P.F. : Je leur dirais de garder en tête que notre adaptabilité est quasi sans limite. Certains de mes étudiants se mettent des barrières en ne cherchant que des voies professionnelles ou des axes de recherche monolithiques. Ils sont figés dans leur idée. Si l’on m’avait dit à 25 ans que je ferai Paris Pékin en courant, je n’y aurais pas cru ! A mon époque, l’informatique n’était pas autant développée, nous étions esclaves de la machine et je me disais que je n’entrerais jamais dans ce milieu là, pourtant… Il ne faut pas rester ignorant de sa capacité d’adaptation. A Mines ParisTech, l’encadrement est là pour montrer la multitude d’aiguillages qu’il existe et chaque fois qu’un étudiant ou qu’un chercheur trouve une nouvelle voie, nous sommes à la fois enchantés de la découvrir et de la partager pour les générations futures.

CGE : Vos voyages, ou vos aventures dirais-je, ont une grande caractéristique internationale. Les grandes écoles se veulent plus attractives pour les étudiants étrangers et investissent pour se positionner en ce sens. Que pensez-vous des valeurs ajoutées d’un amphi intégrant 30% d’étudiants étrangers ?

P.F. : L’intérêt est le partage de la culture, peu importe le pourcentage, même si, à partir de ce taux, l’émulation est optimisée. Ce qui est intéressant, c’est que cela permet d’observer à la fois les différences et les points communs. Lorsqu’ils voyagent, la plupart des gens se focalisent surtout sur les différences avec leur quotidien, leurs partis pris et leurs acquis, c’est dommage.

Concernant mes voyages, ils sont aussi devenus réalité par l’ouverture du monde. Jadis, faire Paris-Pékin de telle sorte était impossible. L’histoire construit les citoyens du monde et même si certains semblent retranchés dans leur tour d’ivoire, d’autres dans les villages se soucient peu de l’histoire, c’est l’humain qui prime. Les gens sont très accueillants et vous offrent tout. Contrairement aux idées préconçues, je n’ai jamais été agressé ou volé dans mes voyages dans des pays lointains.

L’ouverture aux autres permet une approche différente de son propre pays. Ces étudiants étrangers ont un fond commun avec les étudiants français et la barrière de la langue n’en est pas une !

CGE : Pour les néophytes, comment pourriez-vous différencier la réalité « réelle » et la réalité « virtuelle » ?

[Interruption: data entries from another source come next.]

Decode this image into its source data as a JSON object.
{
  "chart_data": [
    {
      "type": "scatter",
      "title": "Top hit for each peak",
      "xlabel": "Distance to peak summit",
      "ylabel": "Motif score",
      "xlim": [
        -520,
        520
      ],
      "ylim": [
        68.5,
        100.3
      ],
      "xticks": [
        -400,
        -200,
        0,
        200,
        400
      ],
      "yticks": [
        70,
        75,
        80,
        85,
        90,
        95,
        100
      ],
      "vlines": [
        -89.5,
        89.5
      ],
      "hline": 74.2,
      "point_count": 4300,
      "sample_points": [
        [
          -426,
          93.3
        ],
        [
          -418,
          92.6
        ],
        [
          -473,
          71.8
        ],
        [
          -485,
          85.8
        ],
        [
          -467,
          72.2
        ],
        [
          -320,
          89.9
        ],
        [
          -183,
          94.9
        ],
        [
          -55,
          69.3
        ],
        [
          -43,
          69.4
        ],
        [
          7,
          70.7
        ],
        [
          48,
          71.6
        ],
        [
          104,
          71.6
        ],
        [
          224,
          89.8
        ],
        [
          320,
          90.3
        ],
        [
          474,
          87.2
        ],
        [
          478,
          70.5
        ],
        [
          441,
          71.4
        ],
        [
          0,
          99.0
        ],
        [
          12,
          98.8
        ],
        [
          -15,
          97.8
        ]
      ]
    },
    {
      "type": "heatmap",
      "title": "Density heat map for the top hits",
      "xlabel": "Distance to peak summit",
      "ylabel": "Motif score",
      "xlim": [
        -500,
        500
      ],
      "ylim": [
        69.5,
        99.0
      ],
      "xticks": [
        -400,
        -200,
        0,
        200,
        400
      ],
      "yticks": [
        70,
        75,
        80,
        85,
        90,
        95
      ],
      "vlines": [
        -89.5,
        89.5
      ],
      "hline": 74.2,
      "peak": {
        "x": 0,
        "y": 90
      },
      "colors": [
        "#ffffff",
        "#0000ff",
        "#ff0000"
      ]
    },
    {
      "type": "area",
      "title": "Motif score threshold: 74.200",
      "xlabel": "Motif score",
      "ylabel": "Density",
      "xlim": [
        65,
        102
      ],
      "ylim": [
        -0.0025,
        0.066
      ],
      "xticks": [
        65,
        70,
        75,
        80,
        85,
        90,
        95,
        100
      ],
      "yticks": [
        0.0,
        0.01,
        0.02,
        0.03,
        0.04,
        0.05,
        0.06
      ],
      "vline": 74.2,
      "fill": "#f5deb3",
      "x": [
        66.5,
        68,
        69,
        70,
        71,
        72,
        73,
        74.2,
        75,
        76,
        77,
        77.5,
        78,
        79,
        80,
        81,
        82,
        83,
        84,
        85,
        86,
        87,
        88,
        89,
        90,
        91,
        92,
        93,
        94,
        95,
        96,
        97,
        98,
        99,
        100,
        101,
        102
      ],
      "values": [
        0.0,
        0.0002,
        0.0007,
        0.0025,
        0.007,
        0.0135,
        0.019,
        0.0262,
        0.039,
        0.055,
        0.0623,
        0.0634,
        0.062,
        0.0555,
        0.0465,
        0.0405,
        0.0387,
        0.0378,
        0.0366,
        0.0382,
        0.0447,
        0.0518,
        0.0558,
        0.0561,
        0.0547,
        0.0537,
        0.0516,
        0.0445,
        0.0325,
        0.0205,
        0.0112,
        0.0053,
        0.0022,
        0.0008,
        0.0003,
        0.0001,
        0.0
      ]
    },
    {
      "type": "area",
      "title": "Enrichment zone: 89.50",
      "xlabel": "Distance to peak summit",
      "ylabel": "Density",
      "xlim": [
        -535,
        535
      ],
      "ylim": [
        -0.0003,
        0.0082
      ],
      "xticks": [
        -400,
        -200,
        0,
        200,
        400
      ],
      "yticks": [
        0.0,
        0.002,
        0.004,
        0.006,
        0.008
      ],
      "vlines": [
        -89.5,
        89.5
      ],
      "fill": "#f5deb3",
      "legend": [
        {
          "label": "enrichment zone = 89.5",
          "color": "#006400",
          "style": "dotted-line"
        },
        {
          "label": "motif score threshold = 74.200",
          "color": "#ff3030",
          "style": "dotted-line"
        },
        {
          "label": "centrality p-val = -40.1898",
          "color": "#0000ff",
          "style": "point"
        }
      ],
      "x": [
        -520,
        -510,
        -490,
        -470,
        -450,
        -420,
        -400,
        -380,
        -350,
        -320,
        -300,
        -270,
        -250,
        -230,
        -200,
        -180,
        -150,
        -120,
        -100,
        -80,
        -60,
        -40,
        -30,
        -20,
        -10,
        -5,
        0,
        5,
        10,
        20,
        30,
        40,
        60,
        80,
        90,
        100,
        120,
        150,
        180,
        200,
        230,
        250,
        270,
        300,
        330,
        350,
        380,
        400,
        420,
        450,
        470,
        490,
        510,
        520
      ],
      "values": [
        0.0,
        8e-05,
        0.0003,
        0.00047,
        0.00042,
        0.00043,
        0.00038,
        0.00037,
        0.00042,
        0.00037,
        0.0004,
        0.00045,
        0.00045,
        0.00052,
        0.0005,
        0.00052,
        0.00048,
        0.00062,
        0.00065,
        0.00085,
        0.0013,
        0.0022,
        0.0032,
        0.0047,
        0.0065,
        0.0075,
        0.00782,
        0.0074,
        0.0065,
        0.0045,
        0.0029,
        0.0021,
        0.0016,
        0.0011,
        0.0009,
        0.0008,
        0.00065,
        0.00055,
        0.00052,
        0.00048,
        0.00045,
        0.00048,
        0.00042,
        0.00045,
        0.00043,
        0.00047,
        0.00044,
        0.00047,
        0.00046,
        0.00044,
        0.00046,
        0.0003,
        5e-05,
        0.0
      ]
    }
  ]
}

P.F. : La réalité virtuelle permet de voir ce qui peut être possible et n’est surtout pas un deuxième monde où l’on irait se réfugier. C’est utile au réel, utile pour communiquer, distraire, mais également de manière professionnelle, pour soigner, former. Kant disait qu’on ne peut pas comprendre totalement la réalité. On en a seulement une certaine perception. L’attitude d’une personne face à la réalité virtuelle ou au monde réel est la même. On vit déjà dans un monde qui a été construit, qui n’est pas naturel au sens originel. Le virtuel est simplement un autre monde qui est construit, aussi, mais qui n’est pas forcément une copie du réel, c’est une représentation différente de la réalité. En revanche, c’est toujours l’homme est qui est au cœur de ces systèmes : en ce sens, le virtuel fait partie du réel.